Dionys Mascolo: Perché non è il vero pensiero. È il pensiero che ubbidisce alla logica, alla ragione, alle categorie, e non tiene conto delle passioni, dell’animo, del cuore, del sesso eccetera. I grandi pensatori non sono dei filosofi.
Come considera allora figure, ad esempio, quali Bataille, Blanchot…

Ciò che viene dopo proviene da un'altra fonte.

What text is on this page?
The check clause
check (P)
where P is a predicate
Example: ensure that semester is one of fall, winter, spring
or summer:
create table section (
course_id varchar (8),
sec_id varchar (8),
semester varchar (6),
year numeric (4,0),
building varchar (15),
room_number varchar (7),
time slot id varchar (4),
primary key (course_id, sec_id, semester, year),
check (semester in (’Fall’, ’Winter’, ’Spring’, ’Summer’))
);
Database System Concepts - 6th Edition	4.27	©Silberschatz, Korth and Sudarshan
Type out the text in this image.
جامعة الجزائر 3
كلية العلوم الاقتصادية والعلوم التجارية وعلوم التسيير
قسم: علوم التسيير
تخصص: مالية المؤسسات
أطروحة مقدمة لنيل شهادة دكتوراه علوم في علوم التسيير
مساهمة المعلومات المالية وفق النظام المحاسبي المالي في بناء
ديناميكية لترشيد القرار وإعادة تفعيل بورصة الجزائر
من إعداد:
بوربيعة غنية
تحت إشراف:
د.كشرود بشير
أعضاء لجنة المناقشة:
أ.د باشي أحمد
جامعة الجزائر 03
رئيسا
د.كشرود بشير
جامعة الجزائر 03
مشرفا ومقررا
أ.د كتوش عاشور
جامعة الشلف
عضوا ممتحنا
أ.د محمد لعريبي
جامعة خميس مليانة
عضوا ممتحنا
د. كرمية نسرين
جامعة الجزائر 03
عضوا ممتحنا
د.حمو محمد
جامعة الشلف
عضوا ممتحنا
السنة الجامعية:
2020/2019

Non come dei filosofi. Nemmeno Diderot è un filosofo. I filosofi del diciottesimo secolo non sono dei filosofi: sono degli intellettuali, dei pensatori. Essi rappresentano l’intelligencija, non la tecnica di pensiero che richiede la metà di quanto vi è di umano nell’uomo. La tecnica del pensiero può essere inumana. Di conseguenza, prendo Heidegger come esempio perfetto di quell’atteggiamento filosofico che accetta tutto, che è indifferente a tutto e che perciò può accettare Hitler, accettare il nazismo. È una specie di pamphlet contro Heidegger ma, nello stesso tempo, portando questo filosofo appunto come esempio di un certo atteggiamento di pensiero, il mio libro è anche un po’ un pamphlet anti-filosofico.
Come le appare oggi il panorama culturale francese?
È difficile rispondere a una domanda come questa. Meglio di me saprebbe forse risponderle un sociologo. Si corre il rischio di dire delle banalità, di affermare luoghi comuni come «mi dispiace che la Televisione giochi un ruolo troppo grande nella società», oppure che «la lettura non giochi un ruolo abbastanza grande». Certo, c’è anche questo… Così come mi dispiace per l’abbandono dell’idea rivoluzionaria. Non del comunismo staliniano, ma dell’idea comunista. Oggi trovo che molti intellettuali tradiscono la loro propria missione respingendo l’idea comunista contemporaneamente allo pseudocomunismo leninista-staliniano. L’edificio di Lenin, la dittatura del proletariato di Lenin, non era però il comunismo. Di conseguenza io rimango fedele a un’idea comunista che oggi non ha più dei contenuti. Ma trovo che nel vocabolario attuale, dominante, si fa un uso davvero improprio della parola ‘comunista’.
In chi ha sentito di poter trovare una profonda intesa intellettuale?
In molti esseri umani. In Robert Antelme, ad esempio, l’autore de L’Espèce humaine, o in quella che è stata la mia compagna per circa dodici anni, Marguerite Duras; o, ancora, in Queneau, Bataille (che è stato l’amico che vedevo forse più spesso), Blanchot…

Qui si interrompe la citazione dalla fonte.